Over Christmas time, I drank Samuel Adam’s Coastal Wheat. I can’t understand why they can’t make a good normal wheat beer. (By the way, I really like their Imperial White so I know they can make a decent beer using wheat.) Of course, my criticism is more endemic of American wheats than Sam Adams in particular. In fact, Sam Adams makes some very good beers. I find many of the U.S. versions totally uninteresting when compared to their German or Belgian counterparts. So, let me iterate that I’m tipping my hand by telling you this, and it affects how I drink and understand American wheat beers. At any rate, I don’t think much of this beer even among many of its U.S. counterparts. Here it is.
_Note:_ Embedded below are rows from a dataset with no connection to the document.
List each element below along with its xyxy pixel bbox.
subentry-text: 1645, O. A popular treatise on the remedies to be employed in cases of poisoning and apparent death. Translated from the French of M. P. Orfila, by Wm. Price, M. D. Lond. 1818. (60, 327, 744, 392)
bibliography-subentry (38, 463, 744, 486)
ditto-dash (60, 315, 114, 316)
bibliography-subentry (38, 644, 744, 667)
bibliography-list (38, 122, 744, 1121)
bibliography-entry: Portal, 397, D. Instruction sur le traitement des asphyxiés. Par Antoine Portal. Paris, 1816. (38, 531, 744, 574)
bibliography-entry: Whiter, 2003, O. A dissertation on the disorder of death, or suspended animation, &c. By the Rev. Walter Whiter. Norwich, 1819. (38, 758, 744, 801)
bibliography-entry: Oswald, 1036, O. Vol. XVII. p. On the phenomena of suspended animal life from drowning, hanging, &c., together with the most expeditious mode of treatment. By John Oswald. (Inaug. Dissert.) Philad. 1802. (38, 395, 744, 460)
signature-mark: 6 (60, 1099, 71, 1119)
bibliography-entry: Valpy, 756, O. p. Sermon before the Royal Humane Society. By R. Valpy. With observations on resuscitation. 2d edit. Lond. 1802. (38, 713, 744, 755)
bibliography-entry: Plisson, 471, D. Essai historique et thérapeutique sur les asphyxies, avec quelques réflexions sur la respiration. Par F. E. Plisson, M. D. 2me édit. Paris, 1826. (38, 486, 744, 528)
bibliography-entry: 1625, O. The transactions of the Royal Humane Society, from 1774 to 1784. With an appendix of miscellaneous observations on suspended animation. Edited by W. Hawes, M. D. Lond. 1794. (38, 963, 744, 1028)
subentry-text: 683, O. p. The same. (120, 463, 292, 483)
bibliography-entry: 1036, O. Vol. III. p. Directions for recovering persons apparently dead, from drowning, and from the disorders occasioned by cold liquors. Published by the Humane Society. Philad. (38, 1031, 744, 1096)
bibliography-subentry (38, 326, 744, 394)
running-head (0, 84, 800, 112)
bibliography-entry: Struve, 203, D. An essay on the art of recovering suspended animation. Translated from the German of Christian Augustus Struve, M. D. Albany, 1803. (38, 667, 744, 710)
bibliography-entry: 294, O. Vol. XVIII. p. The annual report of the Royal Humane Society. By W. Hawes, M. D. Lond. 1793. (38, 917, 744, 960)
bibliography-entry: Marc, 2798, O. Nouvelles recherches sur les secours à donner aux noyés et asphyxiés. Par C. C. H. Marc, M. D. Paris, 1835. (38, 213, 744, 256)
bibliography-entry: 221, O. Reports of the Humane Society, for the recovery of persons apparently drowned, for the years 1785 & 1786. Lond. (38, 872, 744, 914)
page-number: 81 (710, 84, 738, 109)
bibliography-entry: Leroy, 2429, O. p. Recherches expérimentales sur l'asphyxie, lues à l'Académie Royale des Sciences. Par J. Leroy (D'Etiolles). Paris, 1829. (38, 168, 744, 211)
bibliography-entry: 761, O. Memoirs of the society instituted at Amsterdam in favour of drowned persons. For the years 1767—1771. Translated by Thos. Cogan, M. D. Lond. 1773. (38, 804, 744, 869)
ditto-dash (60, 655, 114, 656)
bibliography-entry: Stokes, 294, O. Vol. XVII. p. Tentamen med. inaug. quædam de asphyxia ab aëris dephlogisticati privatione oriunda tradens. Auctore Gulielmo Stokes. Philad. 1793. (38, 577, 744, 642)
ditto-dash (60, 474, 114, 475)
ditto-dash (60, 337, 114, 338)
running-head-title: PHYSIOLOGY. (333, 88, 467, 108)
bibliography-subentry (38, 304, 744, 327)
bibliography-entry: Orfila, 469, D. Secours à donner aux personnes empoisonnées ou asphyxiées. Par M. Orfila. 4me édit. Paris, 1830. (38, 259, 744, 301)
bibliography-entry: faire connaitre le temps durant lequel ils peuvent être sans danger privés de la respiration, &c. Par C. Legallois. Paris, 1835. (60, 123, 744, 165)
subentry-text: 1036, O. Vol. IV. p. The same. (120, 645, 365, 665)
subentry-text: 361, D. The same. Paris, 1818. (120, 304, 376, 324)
The Pour: The pour might have been the best part. It was a pale lemon color with a hazy, active body. The head stayed fairly well also. In the glass, things seemed just fine.
The Nose: Powdery yeast and a touch of lemon citrus were noticeable, with some grains on the nose as well. Hints of yeast malts popped through, but beyond that, a touch of sweetness was about all there was to Coastal Wheat
The Taste: A sweet, lemony quality was probably the most up-front attribute. Touches of malt and a grainy finish with a hint of hop and wheat spiciness ran through razor fast. A bite of lemon peel flavor and bitterness made a quick appearance. That’s about it. None of the interesting cloves or bananas that are associated with the classic German yeast strains were present at all.
Overall, I found the beer rather characterless and insipid. It was terrible for what it was, just entirely uninteresting. Perhaps it would be a good beer after mowing the grass, but I’d still go elsewhere. Better than the really big brewers?…yes. Best choice for an American or German wheat?…not even close. Pick it up and see for yourself. Maybe you’ll have a different take.